Rarely was the question asked, in what sense is a column appearing under the heading of a major newspapers a blog? How, for example, do the regularly appearing blogs written by Andrew Sullivan for The Daily Beast or Glenn Greenwald for Salon differ from the editorials of a New York Times columnist like David Brooks. Nearly all of the old markers were rapidly disappearing. Newspaper blogs generally lack the diarist’s narrow focus on the personal, the upstart’s independence, the aggregator’s breadth of link inclusion. They are, in fact, very close in form and stature to the columns and op-eds that newspapers have carried since long before the advent of the internet. When a piece by a traditional columnist like Paul Krugman or Peggy Noonan appears on the website of their respective papers, it’s published using essentially the same tools and distinguished less by its format than by the sort of tonal differences that distinguish all writers, regardless of platform.
The answer that may hold up best under scrutiny, then, is that bloggers for major outlets are bloggers by virtue of having been hired as bloggers. The title is vestigial, a legacy of prior decades when blogs were understood as a form of alternative media. The distinction they once signaled is now more reasonably presented as the difference between gainful employment and self-publication.
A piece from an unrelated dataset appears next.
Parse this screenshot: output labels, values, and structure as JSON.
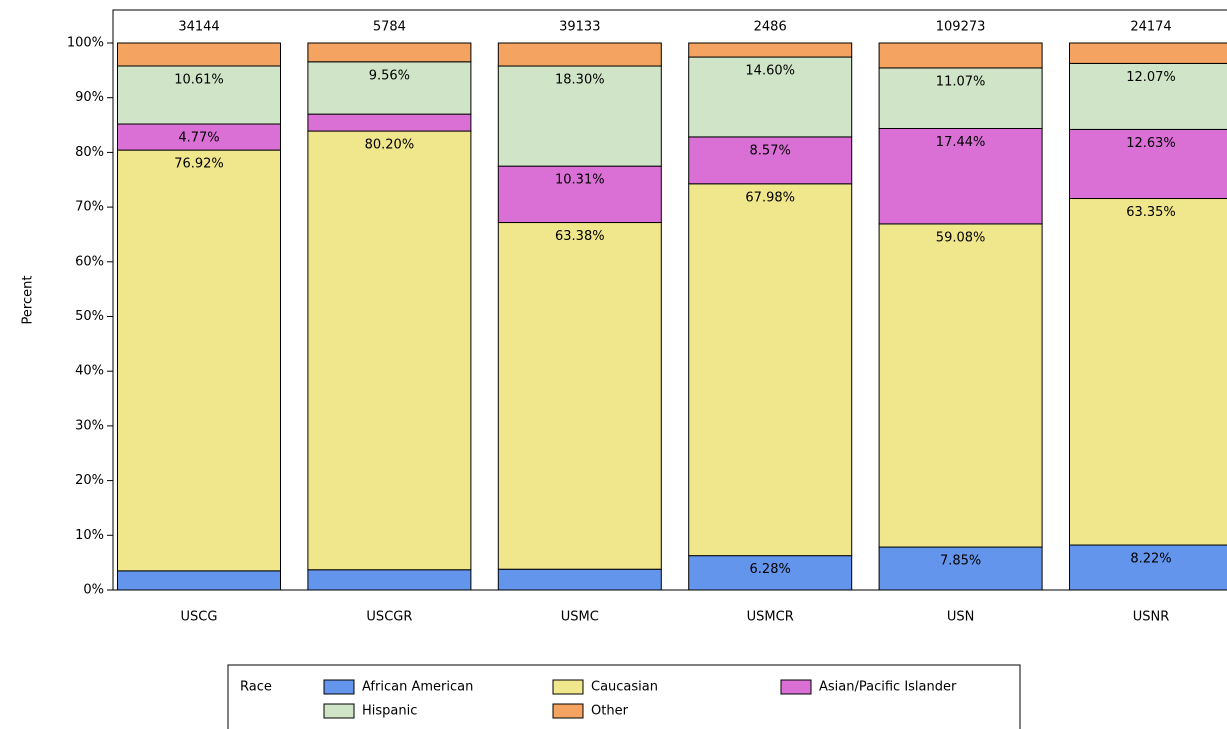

The economic shifts have further narrowed the divide between professionals like Krugman and bedroom bloggers with audiences in the dozens rather than hundreds of thousands. In terms of any practical difference in the work they’re doing, either both or neither are blogging.
Which is to say that, however precise it may have been when Jorn Barger first used the term for the bundles of links that traced his wanderings across the web, little may be left to blogging but the connotations brought to it by those who use the word to push their own agendas. All denotation has drained out of the word. What remains is simply publishing, the substance of the Web.